A comme ART floral

Ou bien A comme allez hop, premier titre tiré par les cheveux, ce ne sera pas le dernier ! Pour ce premier billet, publié un 1er novembre, je voulais en effet absolument placer la photo du magasin de nos arrière-grands-parents maternels, pour qui la Toussaint était un (le ?) moment important de l’année. Cette marbrerie – qui faisait aussi fleuriste – située à l’entrée d’un grand cimetière Versaillais, voyait en effet son activité décuplée pendant la fête de tous les Saints. Nous-mêmes, les arrière-petits-enfants, avons participé à ce moment particulier dans nos jeunes années, lorsque le magasin était tenu par nos grands-parents et certains de nos parents. Nous étions appelés en renfort pour aller déposer des chrysanthèmes sur les tombes de ceux dont les proches ne pouvaient se déplacer, ou habitaient trop loin. Cette période d’effervescence nous occupait pendant presque toutes les premières vacances de l’année scolaire. C’est un excellent souvenir qui nous a marqués au point même que lorsque nous sentons l’odeur des chrysanthèmes aujourd’hui, nous sommes instantanément transportés dans les hangars de l’entreprise familiale, sélectionnant et préparant les pots qui seraient déposés le lendemain. Un voyage beaucoup moins compliqué à organiser qu’avec une DeLorean !

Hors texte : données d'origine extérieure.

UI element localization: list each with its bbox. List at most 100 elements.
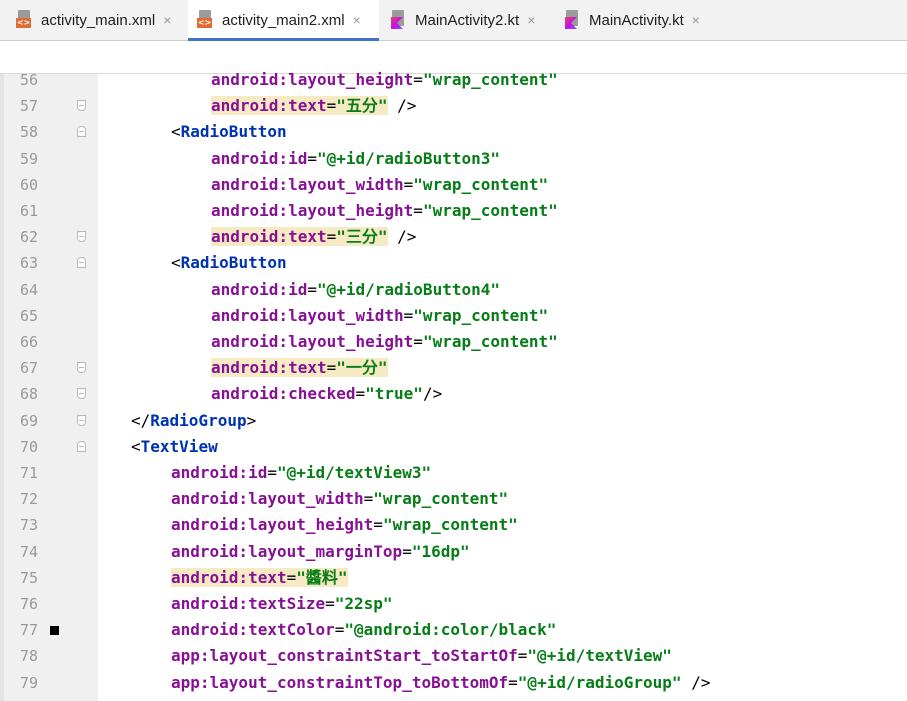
code-text: android:layout_height="wrap_content"	[211, 67, 558, 93]
xml-file-icon: <>	[16, 10, 34, 30]
code-text: android:textSize="22sp"	[171, 591, 393, 617]
tab-activity-main2-xml[interactable]: <> activity_main2.xml ×	[188, 0, 379, 41]
fold-marker-icon[interactable]	[77, 440, 86, 452]
tab-mainactivity2-kt[interactable]: MainActivity2.kt ×	[390, 0, 535, 40]
code-line[interactable]: 68 android:checked="true"/>	[0, 381, 907, 407]
line-number: 67	[19, 359, 38, 378]
line-number: 56	[19, 71, 38, 89]
code-text: android:text="一分"	[211, 355, 388, 381]
code-text: <RadioButton	[171, 119, 287, 145]
kotlin-file-icon	[564, 10, 582, 30]
code-line[interactable]: 75 android:text="醬料"	[0, 565, 907, 591]
line-number: 68	[19, 385, 38, 404]
code-token: "@+id/textView3"	[276, 463, 432, 482]
code-line[interactable]: 79 app:layout_constraintTop_toBottomOf="@…	[0, 670, 907, 696]
code-token: android:layout_width	[171, 489, 364, 509]
code-line[interactable]: 67 android:text="一分"	[0, 355, 907, 381]
code-token: =	[355, 384, 366, 404]
tab-activity-main-xml[interactable]: <> activity_main.xml ×	[16, 0, 171, 40]
code-token: android:text	[171, 567, 287, 587]
code-token: android:layout_height	[211, 70, 414, 89]
code-line[interactable]: 64 android:id="@+id/radioButton4"	[0, 277, 907, 303]
code-token: RadioGroup	[150, 410, 247, 430]
code-line[interactable]: 62 android:text="三分" />	[0, 224, 907, 250]
code-token: <	[171, 122, 181, 142]
fold-marker-icon[interactable]	[77, 126, 86, 138]
bookmark-icon[interactable]	[50, 626, 59, 636]
code-token: android:textColor	[171, 620, 335, 640]
fold-marker-icon[interactable]	[77, 100, 86, 112]
close-icon[interactable]: ×	[353, 12, 361, 28]
line-number: 59	[19, 149, 38, 168]
code-token: "wrap_content"	[422, 201, 558, 220]
code-token: =	[403, 305, 414, 325]
line-number: 76	[19, 595, 38, 613]
close-icon[interactable]: ×	[527, 12, 535, 28]
code-line[interactable]: 61 android:layout_height="wrap_content"	[0, 198, 907, 224]
line-number: 77	[19, 621, 38, 640]
code-line[interactable]: 69 </RadioGroup>	[0, 408, 907, 434]
code-token: =	[326, 227, 337, 247]
code-text: android:textColor="@android:color/black"	[171, 617, 556, 643]
code-token: />	[387, 96, 417, 116]
code-token: =	[413, 332, 423, 351]
line-number: 71	[19, 464, 38, 482]
code-token: =	[307, 148, 317, 168]
code-token: android:textSize	[171, 594, 326, 613]
code-token: "@+id/radioGroup"	[517, 672, 682, 692]
code-line[interactable]: 70 <TextView	[0, 434, 907, 460]
code-text: android:layout_height="wrap_content"	[211, 329, 558, 355]
code-token: android:layout_width	[211, 305, 404, 325]
tab-label: activity_main.xml	[41, 11, 156, 29]
code-line[interactable]: 72 android:layout_width="wrap_content"	[0, 486, 907, 512]
fold-marker-icon[interactable]	[77, 231, 86, 243]
code-token: "16dp"	[411, 541, 470, 561]
code-line[interactable]: 78 app:layout_constraintStart_toStartOf="…	[0, 643, 907, 669]
code-text: android:id="@+id/radioButton4"	[211, 277, 500, 303]
code-token: "wrap_content"	[382, 515, 518, 535]
code-token: android:text	[211, 96, 327, 116]
tab-label: MainActivity.kt	[589, 11, 684, 29]
code-token: "醬料"	[296, 567, 348, 587]
code-text: android:text="三分" />	[211, 224, 416, 250]
code-line[interactable]: 58 <RadioButton	[0, 119, 907, 145]
line-number: 79	[19, 673, 38, 692]
code-token: "wrap_content"	[373, 489, 509, 509]
code-line[interactable]: 66 android:layout_height="wrap_content"	[0, 329, 907, 355]
code-line[interactable]: 63 <RadioButton	[0, 250, 907, 276]
close-icon[interactable]: ×	[692, 12, 700, 28]
code-line[interactable]: 77 android:textColor="@android:color/blac…	[0, 617, 907, 643]
close-icon[interactable]: ×	[163, 12, 171, 28]
tab-label: MainActivity2.kt	[415, 11, 520, 29]
fold-marker-icon[interactable]	[77, 257, 86, 269]
code-token: =	[363, 489, 374, 509]
code-token: "wrap_content"	[422, 70, 558, 89]
code-line[interactable]: 57 android:text="五分" />	[0, 93, 907, 119]
code-text: android:layout_width="wrap_content"	[211, 303, 548, 329]
fold-marker-icon[interactable]	[77, 388, 86, 400]
code-token: app:layout_constraintTop_toBottomOf	[171, 672, 509, 692]
code-token: android:layout_marginTop	[171, 541, 403, 561]
fold-marker-icon[interactable]	[77, 362, 86, 374]
code-token: android:layout_height	[211, 332, 414, 351]
code-token: </	[131, 410, 151, 430]
code-line[interactable]: 71 android:id="@+id/textView3"	[0, 460, 907, 486]
fold-marker-icon[interactable]	[77, 414, 86, 426]
code-line[interactable]: 59 android:id="@+id/radioButton3"	[0, 146, 907, 172]
tab-mainactivity-kt[interactable]: MainActivity.kt ×	[564, 0, 700, 40]
line-number: 61	[19, 202, 38, 220]
code-line[interactable]: 76 android:textSize="22sp"	[0, 591, 907, 617]
code-token: android:id	[211, 148, 308, 168]
code-token: "wrap_content"	[413, 305, 549, 325]
code-text: android:text="醬料"	[171, 565, 348, 591]
code-line[interactable]: 56 android:layout_height="wrap_content"	[0, 67, 907, 93]
code-line[interactable]: 60 android:layout_width="wrap_content"	[0, 172, 907, 198]
code-token: =	[325, 594, 335, 613]
code-token: =	[403, 174, 414, 194]
editor-tab-bar: <> activity_main.xml × <> activity_main2…	[0, 0, 907, 41]
code-line[interactable]: 65 android:layout_width="wrap_content"	[0, 303, 907, 329]
code-line[interactable]: 73 android:layout_height="wrap_content"	[0, 512, 907, 538]
code-token: android:id	[211, 279, 308, 299]
code-line[interactable]: 74 android:layout_marginTop="16dp"	[0, 539, 907, 565]
code-token: <	[131, 436, 141, 456]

La photo qui s’affiche aujourd’hui est prise devant le magasin. D’après les fleurs exposées je dirais que nous ne sommes pas très loin de la Toussaint, mais pas en plein boom non plus. À gauche du cliché on reconnaît Léa Lucie MOULÉ (1875–1966) notre arrière-arrière-grand-mère, la grand-mère de notre grand-père Jean. Elle pose avec deux vendeuses dont je ne connais pas les noms. Cette photo a probablement (au vu d’autres photos datées) été prise dans les années 30/40.